NEOS Wien/Meinl-Reisinger ad Abschaffung des Pflegeregresses: Rot-Grün bestätigt, dass das Geld fehlt

Beate Meinl-Reisinger: „NEOS warnten als einzige vor der drohenden Finanzierungslücke durch die überstürzte Abschaffung als Wahlzuckerl.“

Wien (OTS) - „Unsere Warnung vor der fehlenden Finanzierung des teuren Wahlzuckerls, der überstürzten Abschaffung des Pflegeregresses, haben sich als wahr herausgestellt. Mit dem Antrag von SPÖ und Grünen im gestrigen Landtag zur Refundierung des Einnahmenentfalls durch die Bundesregierung ist klar, dass durch das Wahlzuckerl von SPÖ, ÖVP, Grünen und FPÖ massive Budgetlöcher in der Pflege drohen“, kommentiert NEOS Wien Klubobfrau Beate Meinl-Reisinger den Beschluss des Resolutionsantrags zum Pflegeregress durch Rot-Grün. „In Wien habe ich vor dem drohenden Finanzierungsloch und einer massiven Unterversorgung gewarnt. Die Reaktion der SPÖ ist sogar so weit gegangen, dass man mir 'Irreführung' vorwarf. Leider haben wir aber Recht behalten, wie der Antrag von Rot-Grün im Landtag zeigt."

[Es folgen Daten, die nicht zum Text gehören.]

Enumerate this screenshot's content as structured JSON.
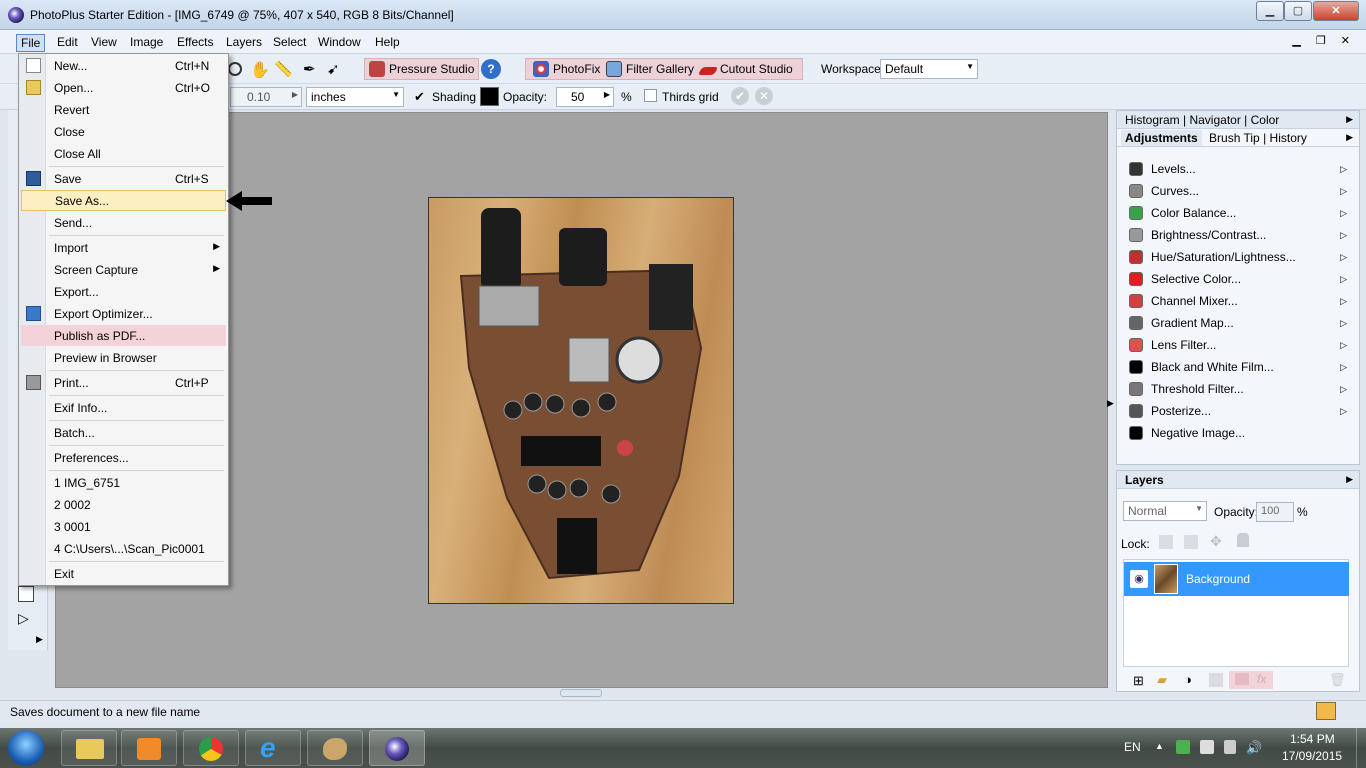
{
  "window": {
    "title": "PhotoPlus Starter Edition - [IMG_6749 @ 75%, 407 x 540, RGB 8 Bits/Channel]",
    "minimize": "▁",
    "maximize": "▢",
    "close": "✕"
  },
  "menubar": {
    "items": [
      "File",
      "Edit",
      "View",
      "Image",
      "Effects",
      "Layers",
      "Select",
      "Window",
      "Help"
    ],
    "mdi": "▁ ❐ ✕"
  },
  "toolbar1": {
    "pressure_studio": "Pressure Studio",
    "photofix": "PhotoFix",
    "filter_gallery": "Filter Gallery",
    "cutout_studio": "Cutout Studio",
    "workspace_label": "Workspace",
    "workspace_value": "Default"
  },
  "toolbar2": {
    "size_value": "0.10",
    "units_value": "inches",
    "shading_label": "Shading",
    "opacity_label": "Opacity:",
    "opacity_value": "50",
    "percent": "%",
    "thirds_grid_label": "Thirds grid"
  },
  "file_menu": {
    "new": {
      "label": "New...",
      "shortcut": "Ctrl+N"
    },
    "open": {
      "label": "Open...",
      "shortcut": "Ctrl+O"
    },
    "revert": "Revert",
    "close": "Close",
    "close_all": "Close All",
    "save": {
      "label": "Save",
      "shortcut": "Ctrl+S"
    },
    "save_as": "Save As...",
    "send": "Send...",
    "import": "Import",
    "screen_capture": "Screen Capture",
    "export": "Export...",
    "export_optimizer": "Export Optimizer...",
    "publish_pdf": "Publish as PDF...",
    "preview_browser": "Preview in Browser",
    "print": {
      "label": "Print...",
      "shortcut": "Ctrl+P"
    },
    "exif": "Exif Info...",
    "batch": "Batch...",
    "preferences": "Preferences...",
    "recent": [
      "1 IMG_6751",
      "2 0002",
      "3 0001",
      "4 C:\\Users\\...\\Scan_Pic0001"
    ],
    "exit": "Exit"
  },
  "panels": {
    "top_tabs": "Histogram | Navigator | Color",
    "adj_tabs": [
      "Adjustments",
      "Brush Tip",
      "History"
    ],
    "adjustments": [
      "Levels...",
      "Curves...",
      "Color Balance...",
      "Brightness/Contrast...",
      "Hue/Saturation/Lightness...",
      "Selective Color...",
      "Channel Mixer...",
      "Gradient Map...",
      "Lens Filter...",
      "Black and White Film...",
      "Threshold Filter...",
      "Posterize...",
      "Negative Image..."
    ],
    "adjustment_colors": [
      "#333333",
      "#888888",
      "#3aa04a",
      "#999999",
      "#c03030",
      "#e02020",
      "#d04040",
      "#666666",
      "#e05050",
      "#000000",
      "#777777",
      "#555555",
      "#000000"
    ]
  },
  "layers": {
    "title": "Layers",
    "blend_mode": "Normal",
    "opacity_label": "Opacity:",
    "opacity_value": "100",
    "percent": "%",
    "lock_label": "Lock:",
    "layer_name": "Background"
  },
  "status": {
    "text": "Saves document to a new file name"
  },
  "taskbar": {
    "lang": "EN",
    "time": "1:54 PM",
    "date": "17/09/2015"
  }
}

Meinl-Reisinger fühlt sich in der Ablehnung der überstürzten Abschaffung im Nationalrat vor der Wahl bestätigt: „NEOS wurden von allen Seiten kritisiert dafür, dass wir diesem Wahlzuckerl nicht zugestimmt haben. Nun sind wir bestätigt, als einzige verantwortungsvolle Politik zu machen. Weder gibt es eine grundsätzliche Diskussion über die Neuorganisation der Pflegefinanzierung noch darüber, wie man pflegende Angehörige bei der Pflege zu Hause unterstützt. Durch die falschen Anreize werden nun mehr ältere Menschen früher in ein Pflegeheim kommen, was weder im Interesse der Betroffenen sein kann noch mit den bestehenden Plätzen möglich ist“, betont die Klubobfrau.

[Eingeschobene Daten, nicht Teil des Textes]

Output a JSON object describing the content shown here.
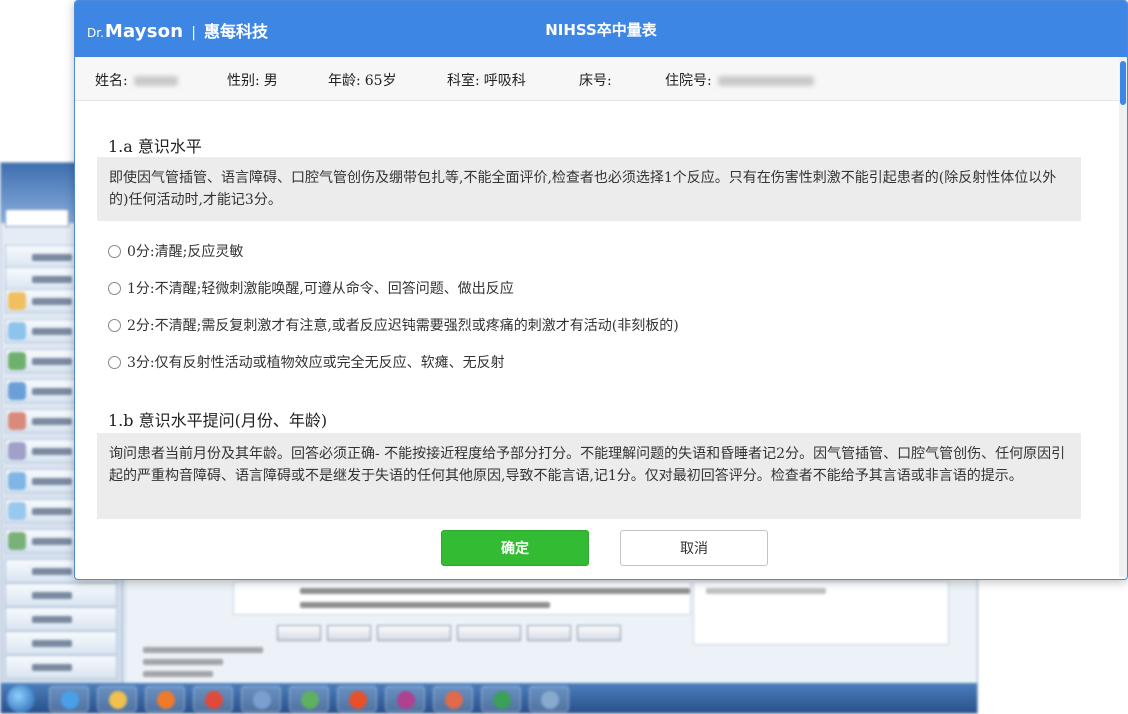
{
  "header": {
    "logo_prefix": "Dr.",
    "logo_brand": "Mayson",
    "logo_separator": "|",
    "company": "惠每科技",
    "title": "NIHSS卒中量表"
  },
  "patient": {
    "name_label": "姓名:",
    "gender_label": "性别:",
    "gender_value": "男",
    "age_label": "年龄:",
    "age_value": "65岁",
    "dept_label": "科室:",
    "dept_value": "呼吸科",
    "bed_label": "床号:",
    "admission_label": "住院号:"
  },
  "sections": [
    {
      "title": "1.a 意识水平",
      "description": "即使因气管插管、语言障碍、口腔气管创伤及绷带包扎等,不能全面评价,检查者也必须选择1个反应。只有在伤害性刺激不能引起患者的(除反射性体位以外的)任何活动时,才能记3分。",
      "options": [
        "0分:清醒;反应灵敏",
        "1分:不清醒;轻微刺激能唤醒,可遵从命令、回答问题、做出反应",
        "2分:不清醒;需反复刺激才有注意,或者反应迟钝需要强烈或疼痛的刺激才有活动(非刻板的)",
        "3分:仅有反射性活动或植物效应或完全无反应、软瘫、无反射"
      ]
    },
    {
      "title": "1.b 意识水平提问(月份、年龄)",
      "description": "询问患者当前月份及其年龄。回答必须正确- 不能按接近程度给予部分打分。不能理解问题的失语和昏睡者记2分。因气管插管、口腔气管创伤、任何原因引起的严重构音障碍、语言障碍或不是继发于失语的任何其他原因,导致不能言语,记1分。仅对最初回答评分。检查者不能给予其言语或非言语的提示。"
    }
  ],
  "buttons": {
    "confirm": "确定",
    "cancel": "取消"
  },
  "colors": {
    "header_bg": "#3d86e3",
    "confirm_bg": "#33bb33",
    "desc_bg": "#ececec"
  }
}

"Das jetzt in ÖVP-FPÖ-Verhandlerkreisen von einem ‚Pflegeregress light‘ die Rede ist, macht die bewusste Wählertäuschung der ÖVP und FPÖ in Wahlkampfzeiten deutlich. Alles, was vor der Wahl zählte, war der Kanzlersessel und nun macht Sebastian Kurz auf Druck der Landeskaiser einen Rückzieher. Kurz hat hier in doppelter Weise unverantwortlich gehandelt: Zuerst wird so ein sensibles Thema wie die Pflege für wahltaktische Spielchen missbraucht und nach der Wahl erfolgt die Wiedereinführung durch die Hintertür“, schließt Meinl-Reisinger.